At first, he was like any other little boy who loved motorbikes and toy cars. But as he grew older, Jamie began playing with his sister Michaelas Barbie dolls. +Transgender Teens - Important information for Transgender Teens, glasgow Govan High School ,
He also experimented with make-up and he and his six older sisters would give each other makeovers.
Jamie said his life changed for the worse when he went to high school and realised he wasnt like other boys.
He said: I used to kid on that I wasnt well to get out of doing PE, because I felt really uncomfortable about getting changed in front of other boys. Its difficult to explain but I felt I was in the wrong body.
I felt totally out of place like I was neither a boy or a girl and when I looked in the mirror I saw this really ugly boy who was like a stranger to me.
None of the boys liked me because I didnt have anything in common with them, so all my pals were girls.
Jamie finally managed to avoid PE for good after joining the school dance class.
He said: I loved it. I felt totally free and used to dance for the family at weddings.
Jamie decided to come out and dress as a girl in public for the first time on Monday, when he returned to Govan High in Glasgow after the festive break.
But his brave move backfired and he was sent home.
He insists it was because of the way he dressed but the school maintain it was because of disruptive behaviour.
Jamie says he isnt gay and has even had five girlfriends.
He said: The relationships only lasted a few weeks each, because we were more like friends and it never worked out.
I broke up with my last girlfriend a few months ago. Were still pals now.
Im not gay and Ive never thought about going out with boys. I need time to just be myself and find out who I really am before I can consider anything like that.
Jamie, from Govan, added: I feel more comfortable as a girl because I was ugly as a boy.
When you are a girl, you can put on make-up and dress up to help make yourself look and feel better.
Ive had abuse from boys in the past calling me a poof and making fun of me but I dont care what they say they wont bring me down.
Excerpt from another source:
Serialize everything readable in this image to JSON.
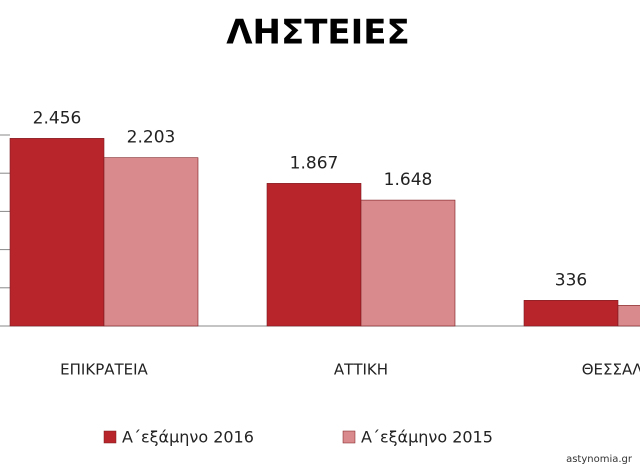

When I was kicked out of school I felt the whole world was against me but Ive had amazing support from family, friends and school pals.
Now the school are also supporting me. It has all worked out for the best.
Parents Alison, 45, and Frank, 50, are standing by him.
His mum said: Jamie has always been a great kid. I never dreamt that he would want to dress like his sisters.
Ive told him I will support him all the way on this because I love him so much and dont want to lose him.
Alison revealed her only son almost died of septicaemia when he was just weeks old.
She said: He is very precious to me because I nearly lost him once before. It was touch and go and he spent eight weeks in hospital fighting for his wee life.
Jamie is looking forward to next week, when he can return to school dressed as a girl.
He said: Im feeling great and more like myself than Ive ever done because Im free to dress as I want to and express how I feel.
Jamie and his mum have been invited to the school on Monday so a support package can be put together for his return.
A Glasgow City Council spokesman said: If he wants to continue at school, its important that we put measures in place to accommodate his choice of clothing and that he knows what is expected of him.